Male professors teaching male students from textbooks written by men — this is largely what UNC looked like for over 150 years, before the establishment of what is now the Department of Women’s and Gender Studies.
This year marks the department’s 40th anniversary.
Silvia Tomášková, the department chairperson, said when the program began in 1977, it yielded immediate results.
“That very first year they had 50 undergraduates, so that was rather impressive considering this was the 1970s," Tomášková said. "Even today, 50 would be seen as an impressive class size.”
Demand for the department became prominent in the 1970s, during the second wave of feminism. Graduate student Taylor Livingston said women’s studies is the academic arm of that movement.
Livingston said it’s hard to imagine being a woman in college in the 1970s.
“It would not be uncommon for you to go through your whole college career without having read one single work by a woman,” Livingston said.
Margaret Anne O’Connor taught UNC's first course on women’s literature through the English department in 1981. She also worked to promote and elevate women’s studies on campus. O’Connor reaffirmed the demand students had for the topic in an interview with the Southern Oral History Program in 1987.
O’Connor taught in Hinton James Residence Hall, during a time when UNC integrated living and learning environments for both sexes.
“I certainly was not familiar with these kinds of questions or issues that come up either in a women’s studies course or a women in literature course today. But nobody else was trained in that area either, so I thought, ‘Well, I might as well,’” O’Connor said in the 1987 interview.
Women stepping into roles they were not familiar with is how the women’s studies department succeeded.
“The way the whole spirit of Women’s Studies, as it started on this campus and as I assume it is elsewhere … is set up, is one of shared leadership,” O’Connor said.
Of the women who shared this leadership role, Tomášková said Joan Scott and Mary Turner Lane became founders of the women’s studies program. Lane became the first chairperson for the women’s studies department.
In a 2007 interview with the Southern Oral History Program, Lane said the chancellor at the time would not put money into the program.
“In other words, he would not bring anybody new to campus,” Lane said. “Women’s Studies had to select women who already worked on campus, and were already a professor here. That was how I got the job.”
The department also faced questions of its validity and relevance early on.
“One of the objections to women’s studies being a major was how many people would actually major in it. Would it warrant a whole degree?” Lane said.
A male philosophy professor asked her that question in a meeting. Later, she said she found out only nine people were majoring in philosophy at the time.

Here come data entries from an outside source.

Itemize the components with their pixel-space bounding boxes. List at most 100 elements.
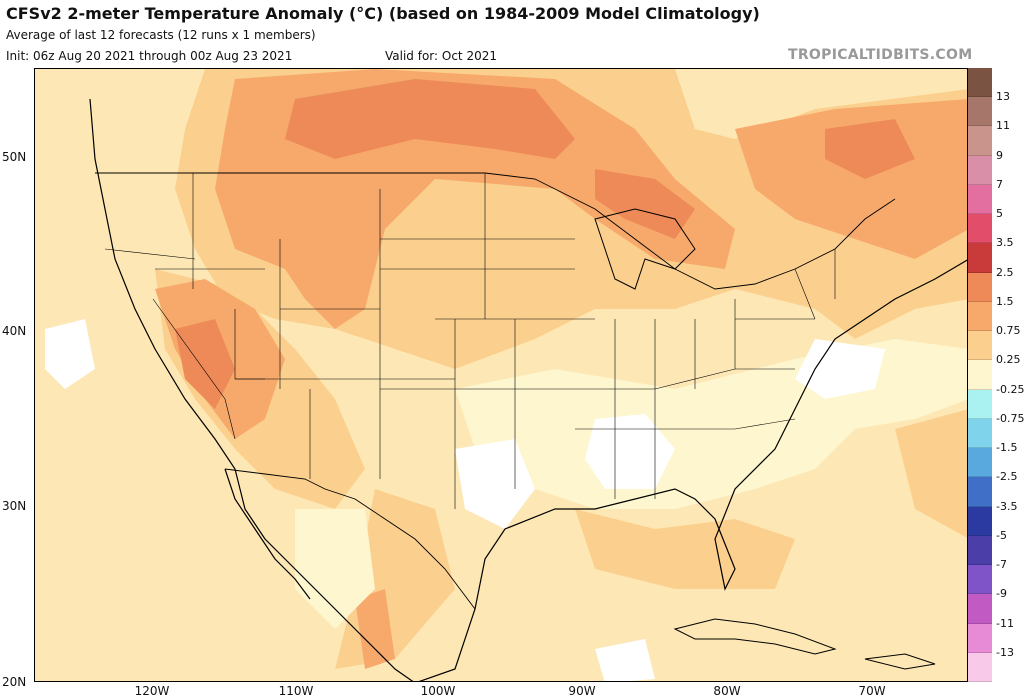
legend-label: 2.5 xyxy=(996,265,1014,279)
legend-color xyxy=(968,360,992,390)
anomaly-region-max xyxy=(825,119,915,179)
anomaly-region-neutral xyxy=(45,319,95,389)
anomaly-region-neutral xyxy=(585,414,675,489)
legend-label: -2.5 xyxy=(996,470,1018,484)
legend-swatch xyxy=(968,389,1024,419)
anomaly-region-mild xyxy=(295,509,375,629)
lon-label-100w: 100W xyxy=(420,684,456,698)
map-subtitle: Average of last 12 forecasts (12 runs x … xyxy=(6,28,316,42)
coastline xyxy=(224,468,311,600)
legend-swatch xyxy=(968,506,1024,536)
legend-swatch xyxy=(968,184,1024,215)
anomaly-region-neutral xyxy=(795,339,885,399)
legend-label: 7 xyxy=(996,177,1003,191)
legend-swatch xyxy=(968,360,1024,390)
legend-label: 13 xyxy=(996,90,1010,104)
anomaly-region-warm xyxy=(895,409,967,538)
legend-color xyxy=(968,155,992,185)
legend-label: -13 xyxy=(996,645,1014,659)
legend-color xyxy=(968,272,992,302)
legend-swatch xyxy=(968,652,1024,682)
legend-swatch xyxy=(968,126,1024,156)
cuba-outline xyxy=(673,618,837,655)
legend-label: 3.5 xyxy=(996,236,1014,250)
legend-label: -7 xyxy=(996,558,1007,572)
legend-label: 0.75 xyxy=(996,324,1021,338)
legend-label: -5 xyxy=(996,528,1007,542)
legend-swatch xyxy=(968,448,1024,478)
coastline xyxy=(89,98,414,681)
legend-color xyxy=(968,535,992,566)
lakes-outline xyxy=(594,208,696,290)
island-outline xyxy=(864,653,936,670)
anomaly-region-neutral xyxy=(595,639,655,681)
anomaly-region-hot xyxy=(735,99,967,259)
legend-color xyxy=(968,477,992,507)
legend-color xyxy=(968,652,992,682)
legend-swatch xyxy=(968,214,1024,244)
legend-color xyxy=(968,389,992,419)
legend-swatch xyxy=(968,155,1024,185)
legend-color xyxy=(968,418,992,449)
legend-swatch xyxy=(968,565,1024,595)
legend-swatch xyxy=(968,477,1024,507)
site-credit: TROPICALTIDBITS.COM xyxy=(788,47,973,63)
legend-swatch xyxy=(968,301,1024,332)
lat-label-20n: 20N xyxy=(2,675,27,689)
lon-label-80w: 80W xyxy=(713,684,741,698)
legend-color xyxy=(968,331,992,361)
legend-swatch xyxy=(968,594,1024,624)
legend-label: -0.25 xyxy=(996,382,1024,396)
legend-color xyxy=(968,506,992,536)
map-title: CFSv2 2-meter Temperature Anomaly (°C) (… xyxy=(6,4,760,23)
legend-color xyxy=(968,68,992,98)
us-canada-border xyxy=(95,172,896,290)
legend-label: -11 xyxy=(996,616,1014,630)
us-mexico-border xyxy=(224,468,476,610)
legend-label: -1.5 xyxy=(996,441,1018,455)
legend-color xyxy=(968,243,992,273)
legend-color xyxy=(968,97,992,127)
anomaly-region-max xyxy=(595,169,695,239)
legend-label: 9 xyxy=(996,148,1003,162)
lat-label-50n: 50N xyxy=(2,150,27,164)
lat-label-40n: 40N xyxy=(2,324,27,338)
anomaly-region-warm xyxy=(575,509,795,589)
legend-color xyxy=(968,623,992,653)
legend-color xyxy=(968,126,992,156)
legend-label: -9 xyxy=(996,587,1007,601)
coastline xyxy=(418,259,967,681)
lon-label-90w: 90W xyxy=(568,684,596,698)
anomaly-field xyxy=(45,69,967,681)
legend-swatch xyxy=(968,535,1024,566)
legend-color xyxy=(968,565,992,595)
legend-swatch xyxy=(968,623,1024,653)
legend-label: -0.75 xyxy=(996,411,1024,425)
anomaly-region-max xyxy=(285,79,575,159)
legend-color xyxy=(968,448,992,478)
legend-label: 1.5 xyxy=(996,294,1014,308)
lon-label-120w: 120W xyxy=(134,684,170,698)
legend-swatch xyxy=(968,97,1024,127)
legend-color xyxy=(968,214,992,244)
anomaly-map xyxy=(34,68,968,682)
legend-label: 0.25 xyxy=(996,353,1021,367)
lat-label-30n: 30N xyxy=(2,499,27,513)
legend-swatch xyxy=(968,272,1024,302)
legend-label: 5 xyxy=(996,207,1003,221)
color-legend: 13 11 9 7 5 3.5 2.5 1.5 0.75 0.25 -0.25 -0.75 -1.5 -2… xyxy=(968,68,1024,682)
legend-label: -3.5 xyxy=(996,499,1018,513)
valid-time: Valid for: Oct 2021 xyxy=(385,49,497,63)
lon-label-110w: 110W xyxy=(278,684,314,698)
legend-swatch xyxy=(968,418,1024,449)
legend-color xyxy=(968,301,992,332)
legend-swatch xyxy=(968,68,1024,98)
legend-label: 11 xyxy=(996,119,1010,133)
init-time: Init: 06z Aug 20 2021 through 00z Aug 23… xyxy=(6,49,293,63)
legend-swatch xyxy=(968,331,1024,361)
lon-label-70w: 70W xyxy=(858,684,886,698)
anomaly-region-max xyxy=(175,319,235,409)
anomaly-region-hot xyxy=(355,589,395,669)
legend-swatch xyxy=(968,243,1024,273)
state-borders xyxy=(104,173,836,509)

Lane said she spent the first two years after the program was declared working in public relations, because people did not know what women’s studies was.
“A male professor stopped me one day and said, ‘Why don’t we have men’s studies?’ And I said, ‘Sir, that is all we have ever had,’” Lane said.
O’Connor said opposition to the women’s studies program was deeply rooted in the culture of UNC.
Since the program began 40 years ago, the women’s studies department on campus has transformed.
Tomášková said Barbara Harris was the first teacher hired into the program in 1989. In 1991, the women’s studies program became a full-fledged curriculum and a unit of its own. In 2009, the program became an official department.
Tomášková said the department's main concern is that it still only has eight core faculty members, just as it did back in 2009 when it first officially became a department.
“I wish we had more than eight faculty members, because we are in 2017, and if you think about the decades that have passed, we now have a solid number of students, we offer a broad range of courses, and the issues, topics and society has changed,” Tomášková said.
In 2012, the Department of Women’s Studies changed its name to Women’s and Gender Studies.
“It was a reflection of the changing times. Initially, this department started out as focusing on women, but increasingly became much more aware that women’s studies also serves other genders,” Tomášková said.
While times have changed, Livingston said women are faced with some of the same issues they faced in the 1970s.
“Women on average still make 70 cents to the dollar men make, and that’s not including women of color who make even less,” Livingston said.
The next step for the department is to have gender diversity among the staff, and to have someone who studies masculinity. Tomášková said masculinity is just as much an unexplored topic as women's issues were in the 1970s.